We often console ourselves with the observation that incidents like these are consigned to the past — Cooke’s “Jimmy’s World” invention is more than 30 years old, after all — and that their rarity is belied by their sensational notoriety.

But such handy comforts notwithstanding, it’s hard to discount what Poynter Institute adjunct faculty member and media blogger Craig Silverman dubbed the “Summer of Sin.” That would be the summer of 2012, during which Silverman accumulated a litany of at least 17 violations from across the country — and this among a list of at least 30 offenses for the entire year.

Particularly worrisome for many of us in the press? The preponderance of offenses Silverman collected came from print publications. We traditional publishers rightly emphasize that one of the primary advantages we maintain over the host of here-today-gone-tomorrow bloggers and aggregators capitalizing on the ease of Web publishing is a well-earned reputation for standards of research, reporting and attribution.

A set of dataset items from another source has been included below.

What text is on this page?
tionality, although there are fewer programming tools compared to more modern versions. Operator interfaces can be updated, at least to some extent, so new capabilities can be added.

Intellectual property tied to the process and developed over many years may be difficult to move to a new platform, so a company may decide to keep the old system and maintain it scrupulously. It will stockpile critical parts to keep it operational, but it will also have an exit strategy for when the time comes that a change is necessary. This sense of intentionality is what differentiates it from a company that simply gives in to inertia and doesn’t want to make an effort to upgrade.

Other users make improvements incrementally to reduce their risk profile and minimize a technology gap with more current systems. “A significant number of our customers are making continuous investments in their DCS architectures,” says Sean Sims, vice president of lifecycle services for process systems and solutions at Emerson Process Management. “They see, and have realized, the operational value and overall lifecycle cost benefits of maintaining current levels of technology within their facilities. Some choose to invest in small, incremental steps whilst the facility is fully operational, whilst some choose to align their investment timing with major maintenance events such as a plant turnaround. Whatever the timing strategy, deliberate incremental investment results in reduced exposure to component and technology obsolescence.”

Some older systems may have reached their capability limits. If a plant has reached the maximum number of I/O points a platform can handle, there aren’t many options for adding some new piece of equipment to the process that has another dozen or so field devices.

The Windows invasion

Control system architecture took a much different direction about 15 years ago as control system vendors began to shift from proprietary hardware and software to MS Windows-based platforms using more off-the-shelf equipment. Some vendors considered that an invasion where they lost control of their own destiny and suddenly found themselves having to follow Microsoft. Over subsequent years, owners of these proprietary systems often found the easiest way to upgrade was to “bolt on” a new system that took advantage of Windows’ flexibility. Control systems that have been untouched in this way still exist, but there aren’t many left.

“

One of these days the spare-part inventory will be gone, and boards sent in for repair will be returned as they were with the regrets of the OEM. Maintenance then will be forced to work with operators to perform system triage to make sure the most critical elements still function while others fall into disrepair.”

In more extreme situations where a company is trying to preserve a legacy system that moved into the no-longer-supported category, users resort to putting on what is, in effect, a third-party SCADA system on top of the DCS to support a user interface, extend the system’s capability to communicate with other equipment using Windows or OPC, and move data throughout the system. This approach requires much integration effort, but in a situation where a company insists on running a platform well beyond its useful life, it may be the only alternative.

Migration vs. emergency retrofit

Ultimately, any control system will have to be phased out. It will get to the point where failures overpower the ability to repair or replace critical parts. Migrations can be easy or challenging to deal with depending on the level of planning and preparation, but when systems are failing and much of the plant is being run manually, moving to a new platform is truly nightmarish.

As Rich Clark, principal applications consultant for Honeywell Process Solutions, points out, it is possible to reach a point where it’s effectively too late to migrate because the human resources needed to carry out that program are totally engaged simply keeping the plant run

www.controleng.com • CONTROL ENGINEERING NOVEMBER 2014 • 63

When the support for that reputation is tarnished by so many wrongs from within our own ranks, we know it’s time to take notice.

Silverman in fact called for creation of clearer guidelines on plagiarism and fabrication and stronger efforts to identify wrongdoing and increase awareness of it. Daily Herald Deputy Managing Editor for Digital Operations Teresa Schmedding heard it, and, as president of the American Copy Editors Society, pulled together a unique coalition of top news associations to study the issue and produce a response.

The result of their work was a journalistic “Summit on Plagiarism and Fabrication” held in St. Louis last week, accompanied by publication of an e-book, “Telling the Truth and Nothing But”, which you can download for free from the Reynolds Journalism Institute website at http://www.rjionline.org/newsbooks/catalog. The report is the work of 23 educators, writers and editors (I among them, full disclosure, though in a minor role) from at least 10 major organizations, and it hopes to initiate a broader conversation about the dangers fabrication and plagiarism pose to our industry and to the public trust that is so critical to the health not just of our industry but of the democracy we seek to promote and support.

The book chronicles dozens of low- and high-profile incidents dating back to Cooke’s 1980 scandal but as recent as two plagiarism cases in a major Canadian newspaper in January. It identifies causes for plagiarism and lays the groundwork for more standard responses news organizations can consider.

Perspective is important, of course. As Poynter’s Roy Peter Clark also has observed, 30 violations amid the tens, perhaps hundreds of thousands of articles written over the past year hardly qualifies as a plagiarism plague. But every disease also must be boldly confronted, especially one with consequences that are so potentially devastating. To that end, “Telling the Truth and Nothing But” at least may help in a small way to emphasize the commitment to trust that news organizations must make.